Someone please tell me what I'm not thinking of. I primarily want the 29ers for the ~1/2" extra BB clearance. When I measure the wheels radius with the tires, the Scale 29er wheels + Recon Race 2.25" tires are about 1/2" larger than the Spark 27.5+ wheel + tire. Pedal strikes on roots in the piney woods suck, and I've had a couple that sent me for a good spill. A little extra clearance would be swell.

Thanks in advance for feedback.

eta: Bike is a large, if it matters.


----------



## flgfish (11 mo ago)

I went ahead and just replaced the rim. Although, the 29er wheel swap appears that it would work just fine. 

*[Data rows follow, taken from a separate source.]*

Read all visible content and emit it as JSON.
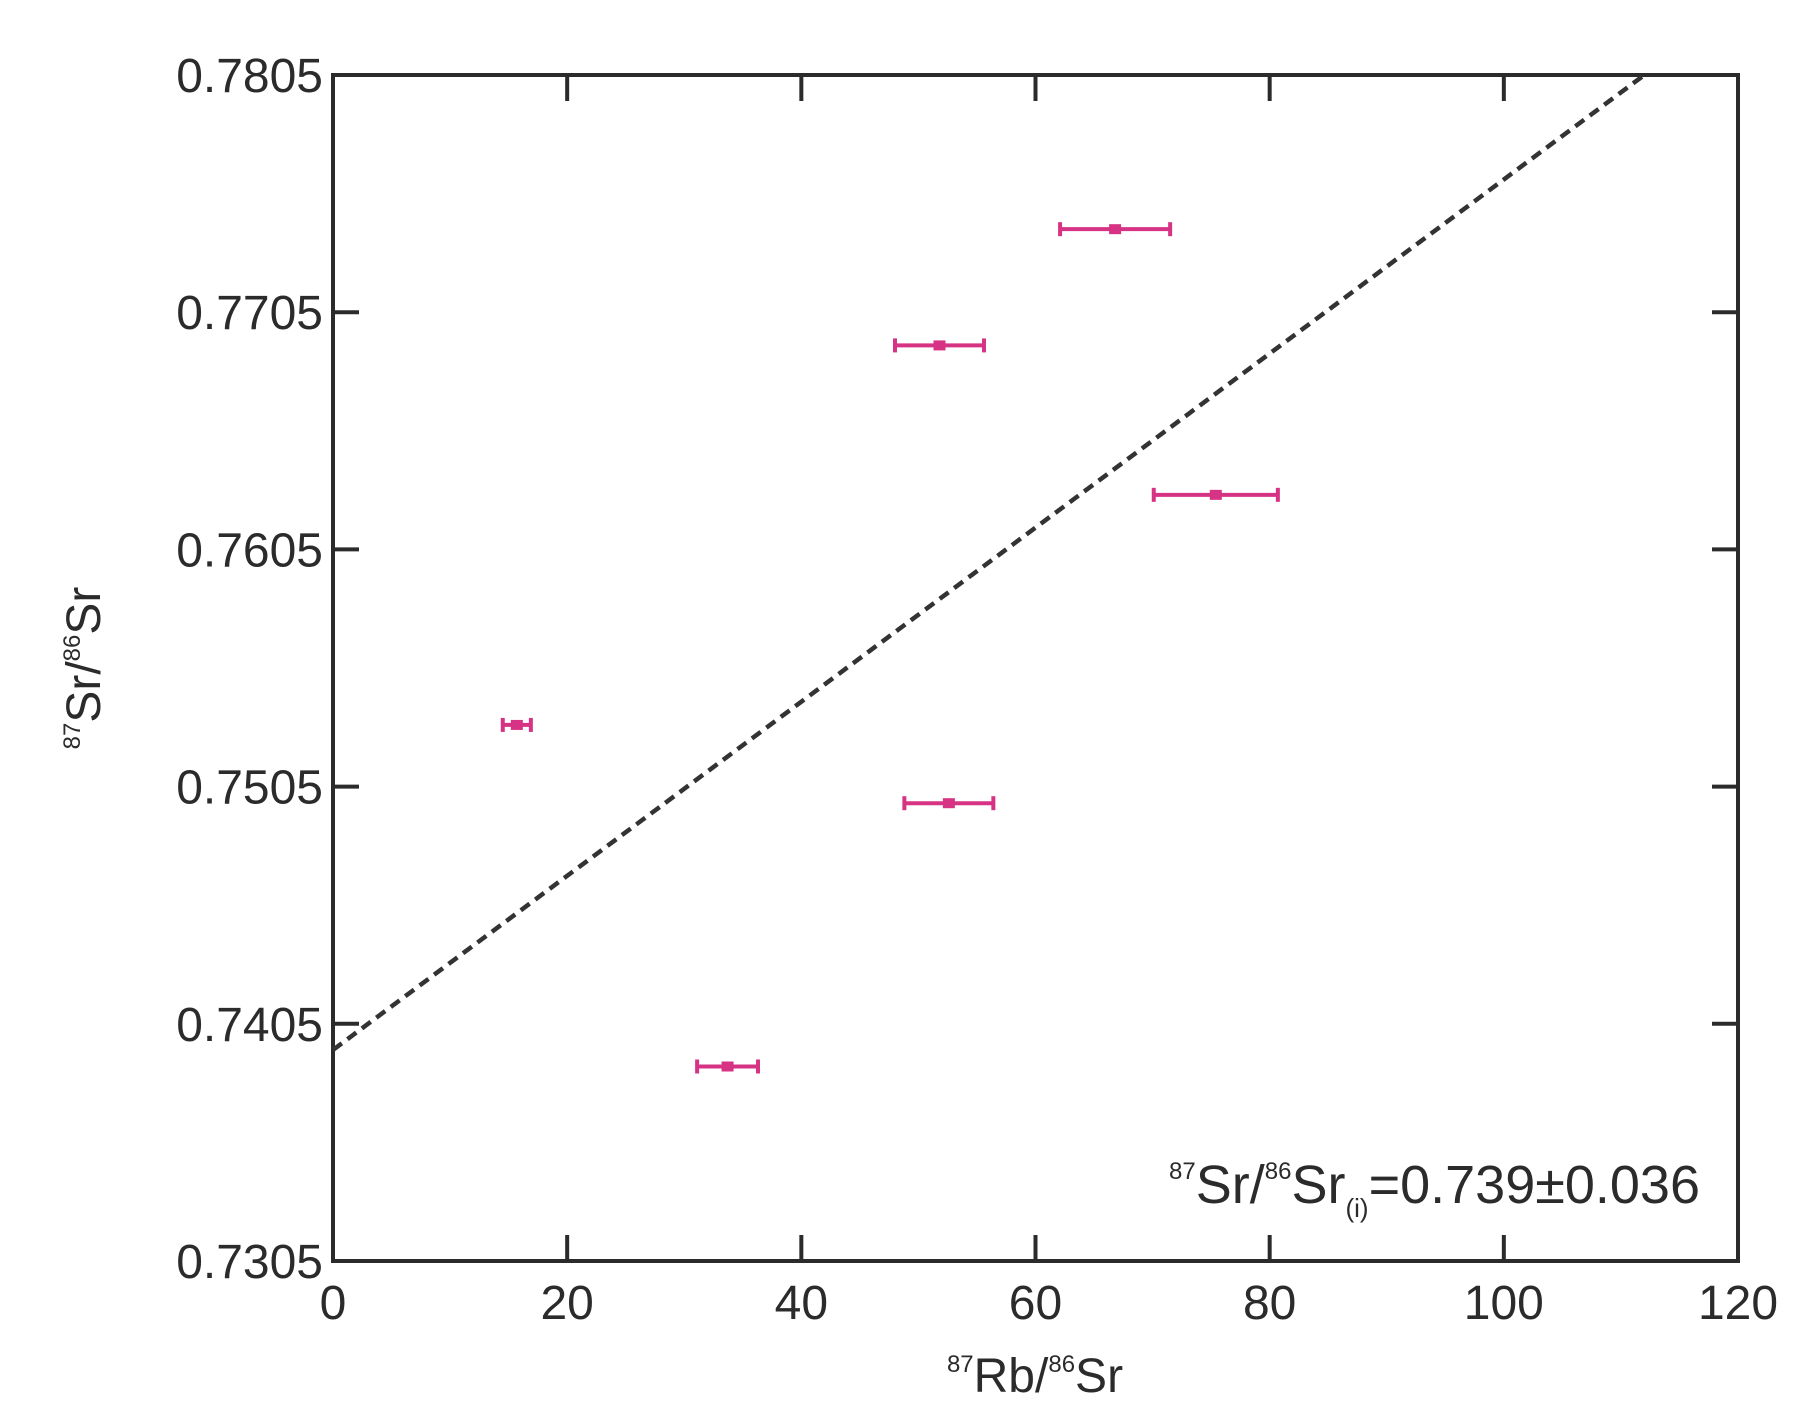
{
  "chart_data": {
    "type": "scatter",
    "xlabel": {
      "sup1": "87",
      "main1": "Rb/",
      "sup2": "86",
      "main2": "Sr"
    },
    "ylabel": {
      "sup1": "87",
      "main1": "Sr/",
      "sup2": "86",
      "main2": "Sr"
    },
    "xlim": [
      0,
      120
    ],
    "ylim": [
      0.7305,
      0.7805
    ],
    "xticks": [
      0,
      20,
      40,
      60,
      80,
      100,
      120
    ],
    "xtick_labels": [
      "0",
      "20",
      "40",
      "60",
      "80",
      "100",
      "120"
    ],
    "yticks": [
      0.7305,
      0.7405,
      0.7505,
      0.7605,
      0.7705,
      0.7805
    ],
    "ytick_labels": [
      "0.7305",
      "0.7405",
      "0.7505",
      "0.7605",
      "0.7705",
      "0.7805"
    ],
    "grid": false,
    "marker_color": "#d63384",
    "line_color": "#333333",
    "points": [
      {
        "x": 15.7,
        "y": 0.7531,
        "xerr": 1.2
      },
      {
        "x": 33.7,
        "y": 0.7387,
        "xerr": 2.6
      },
      {
        "x": 52.6,
        "y": 0.7498,
        "xerr": 3.8
      },
      {
        "x": 51.8,
        "y": 0.7691,
        "xerr": 3.8
      },
      {
        "x": 66.8,
        "y": 0.774,
        "xerr": 4.7
      },
      {
        "x": 75.4,
        "y": 0.7628,
        "xerr": 5.3
      }
    ],
    "isochron": {
      "style": "dashed",
      "x": [
        0,
        112
      ],
      "y": [
        0.7394,
        0.7805
      ]
    },
    "annotation": {
      "sup1": "87",
      "main1": "Sr/",
      "sup2": "86",
      "main2": "Sr",
      "sub": "(i)",
      "main3": "=0.739±0.036"
    }
  }
}
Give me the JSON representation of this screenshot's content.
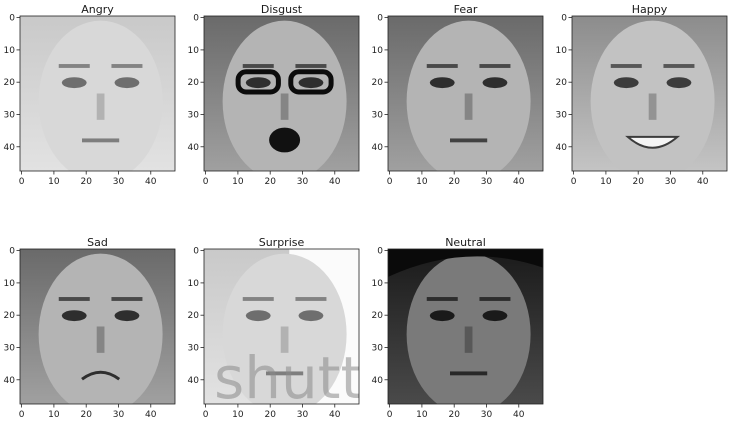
{
  "figure": {
    "panels": [
      {
        "title": "Angry",
        "tone": "light"
      },
      {
        "title": "Disgust",
        "tone": "medium"
      },
      {
        "title": "Fear",
        "tone": "medium"
      },
      {
        "title": "Happy",
        "tone": "medium-light"
      },
      {
        "title": "Sad",
        "tone": "medium"
      },
      {
        "title": "Surprise",
        "tone": "light",
        "watermark": "shutt"
      },
      {
        "title": "Neutral",
        "tone": "dark"
      }
    ],
    "x_ticks": [
      "0",
      "10",
      "20",
      "30",
      "40"
    ],
    "y_ticks": [
      "0",
      "10",
      "20",
      "30",
      "40"
    ],
    "axis_range": [
      0,
      48
    ]
  }
}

Replying in case anyone finds this in a search. I also realize now I probably dropped this in the wrong area. Mea culpa.


----------



## MattSPL (Dec 28, 2021)

flgfish said:


> I have a 2018 Scott Spark 730. It’s been a good bike for South Texas singletrack trail riding. The bike runs 27.5+ Maxxis Recon 2.8” tires. Today, I cracked my rear rim, and this has me considering options for replacement. Obviously I could do a straight replacement size-for-size, but I'm considering putting 29" wheels on the bike instead. I have a 2021 Scott Scale as well, and the wheels appear to fit fine. I don't see any obvious places where the wheels will impact the frame. Fork is fine, and the rear suspension looks like it's clear for the full travel as well. I'd go run the Scale 29 wheels on the Spark but the rear wheel has a different hub & cassette system.
> 
> This bike has no "flip chip" that I can find, and nothing in the manual. I don't think it exists. My impression is that the frames are quite similar, but not exactly. Here's a screencap of what the manual says.
> 
> ...


I think generally a 27.5+ bike will work with 29ers, but tire width might need to be considered.
I had a trek Roscoe with 27.5 x 2.8’s and that would accept a 29 x 2.4


----------



## flgfish (11 mo ago)

Just posting in here because I finally got around to updating the Spark 730 with 29" wheels. Pretty much everything on the bike has been changed at this point except the frame.
I think the 29" change was absolutely worth it. Feels like a new bike.







Running 2.35" tires.


----------